In some simple games, it is easy to spot Nash equilibria. For example, if I prefer Chinese food and you prefer Italian, but our strongest preference is to dine together, two obvious equilibria are for both of us to go to the Chinese restaurant or both of us to go to the Italian restaurant. Even if we start out knowing only our own preferences and we can’t communicate our strategies before the game, it won’t take too many rounds of missed connections and solitary dinners before we thoroughly understand each other’s preferences and, hopefully, find our way to one or the other equilibrium.
 

But imagine if the dinner plans involved 100 people, each of whom has decided preferences about which others he would like to dine with, and none of whom knows anyone else’s preferences. Nash proved in 1950 that even large, complicated games like this one do always have an equilibrium (at least, if the concept of a strategy is broadened to allow random choices, such as you choosing the Chinese restaurant with 60 percent probability). But Nash — who died in a car crash in 2015 — gave no recipe for how to calculate such an equilibrium.
 

By diving into the nitty-gritty of Nash’s proof, Babichenko and Rubinstein were able to show that in general, there’s no guaranteed method for players to find even an approximate Nash equilibrium unless they tell each other virtually everything about their respective preferences. And as the number of players in a game grows, the amount of time required for all this communication quickly becomes prohibitive.
 

For example, in the 100-player restaurant game, there are 2&100 ways the game could play out, and hence 2^100 preferences each player has to share. By comparison, the number of seconds that have elapsed since the Big Bang is only about 2^59.
 

Interesting summary of a paper published last year that finds that for many games, there is not clear path to even an approximate Nash equilibrium. I don't know whether this is depressing or appropriate to the state of the world right now, it's probably both. Also, it's great to have mathematical confirmation of the impossibility of choosing where to eat when with a large group.

Regret is a fascinating emotion. Jeff Bezos' story of leaving D.E. Shaw to start Amazon based on a regret minimization framework is now an iconic entrepreneurial myth, and in most contexts people frame regret the same way, as something to be minimized. That is, regret as a negative.

In the Bezos example, regret was a valuable constant to help him come to an optimal decision at a critical fork in his life. Is this its primary evolutionary purpose? Is regret only valuable when we feel its suffocating grip on the human heart so we avoid it in the future? As a decision-making feedback mechanism?

I commonly hear that people regret the things they didn't do more than the things they do. Is that true? Even in this day and age where one indiscretion can ruin a person for life?

In storytelling, regret serves two common narrative functions.
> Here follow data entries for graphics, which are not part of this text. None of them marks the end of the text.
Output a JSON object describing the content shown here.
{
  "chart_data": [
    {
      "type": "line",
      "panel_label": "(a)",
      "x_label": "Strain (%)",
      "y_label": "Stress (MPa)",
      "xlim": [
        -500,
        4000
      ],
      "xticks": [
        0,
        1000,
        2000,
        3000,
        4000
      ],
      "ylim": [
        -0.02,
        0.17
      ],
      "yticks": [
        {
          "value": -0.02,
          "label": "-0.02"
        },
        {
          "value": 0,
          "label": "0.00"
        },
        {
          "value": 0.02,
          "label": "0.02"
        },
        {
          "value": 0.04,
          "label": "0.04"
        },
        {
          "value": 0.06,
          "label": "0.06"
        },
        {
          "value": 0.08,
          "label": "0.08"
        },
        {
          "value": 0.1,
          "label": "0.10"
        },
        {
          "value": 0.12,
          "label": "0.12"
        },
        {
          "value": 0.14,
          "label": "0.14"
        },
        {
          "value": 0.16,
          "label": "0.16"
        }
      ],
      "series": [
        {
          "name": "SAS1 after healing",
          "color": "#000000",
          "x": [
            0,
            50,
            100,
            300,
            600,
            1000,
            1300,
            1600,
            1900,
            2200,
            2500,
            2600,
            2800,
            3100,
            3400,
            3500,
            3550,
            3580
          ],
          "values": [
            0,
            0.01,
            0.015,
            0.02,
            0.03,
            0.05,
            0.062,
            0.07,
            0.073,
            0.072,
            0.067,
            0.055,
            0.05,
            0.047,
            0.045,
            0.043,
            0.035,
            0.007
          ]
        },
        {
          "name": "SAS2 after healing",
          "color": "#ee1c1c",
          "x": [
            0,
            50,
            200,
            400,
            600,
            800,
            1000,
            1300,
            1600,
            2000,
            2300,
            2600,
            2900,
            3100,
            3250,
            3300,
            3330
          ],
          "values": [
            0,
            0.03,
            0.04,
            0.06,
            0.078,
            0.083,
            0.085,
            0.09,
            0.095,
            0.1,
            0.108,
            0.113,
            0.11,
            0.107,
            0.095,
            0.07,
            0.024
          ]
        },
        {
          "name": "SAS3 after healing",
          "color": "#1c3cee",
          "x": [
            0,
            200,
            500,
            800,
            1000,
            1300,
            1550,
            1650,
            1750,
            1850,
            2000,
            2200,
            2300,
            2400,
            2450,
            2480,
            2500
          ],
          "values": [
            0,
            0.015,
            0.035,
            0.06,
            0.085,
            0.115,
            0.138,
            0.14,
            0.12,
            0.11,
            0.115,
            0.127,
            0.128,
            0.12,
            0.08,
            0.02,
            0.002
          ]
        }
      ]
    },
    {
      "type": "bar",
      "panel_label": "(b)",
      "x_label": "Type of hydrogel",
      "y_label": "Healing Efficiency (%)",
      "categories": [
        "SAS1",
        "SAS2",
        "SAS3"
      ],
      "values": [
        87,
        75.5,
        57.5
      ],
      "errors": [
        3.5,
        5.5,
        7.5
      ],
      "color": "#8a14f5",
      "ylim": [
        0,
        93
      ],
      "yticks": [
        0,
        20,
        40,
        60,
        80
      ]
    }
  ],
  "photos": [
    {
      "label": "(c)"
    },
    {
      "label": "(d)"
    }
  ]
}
One is as the corrosive element which reduces a character, over a lifetime of exposure, to an embittered, cynical drag on those around them. The second is as the catalyst for the protagonist to make a critical life change, of which the Bezos decision is an instance of the win-win variety.

I've seen regret in both guises, and while we valorize regret as life-changing, I suspect the volume of regret that chips away at people's souls outweighs the instances where it changes their lives for the better, even as I have no way of quantifying that. Regardless, I have no contrarian take on minimizing regret for those who suffer from it.

In that sense, this finding on the near impossibility of achieving a Nash equilibrium in complex scenarios offers some comfort. What is life or, perhaps more accurately, how we perceive our own lives but as a series of decisions, compounded across time.

We do a great job of coming up with analogies for how complex and varied the decision tree is ahead of us. The number of permutations of how a game of chess or Go might be played is greater than the number of atoms in the universe, we tell people. But we should do a better job of turning that same analogy backwards in time. If you then factor in the impact of other people in all those forks in the road, across a lifetime, what we see is just as dense a decision tree behind us ahead of us. At any point in time, we are at a node on a tree with so many branches behind it that it exceeds our mind's grasp. Not so many of those branches are so thick as to deserve the heavy burden of regret.

One last tidbit from the piece which I wanted to highlight.

But the two fields have very different mindsets, which can hamper interdisciplinary communication: Economists tend to look for simple models that capture the essence of a complex interaction, while theoretical computer scientists are often more interested in understanding what happens as the models grow increasingly complex. “I wish my colleagues in economics were more aware, more interested in what computer science is doing,” McLennan said.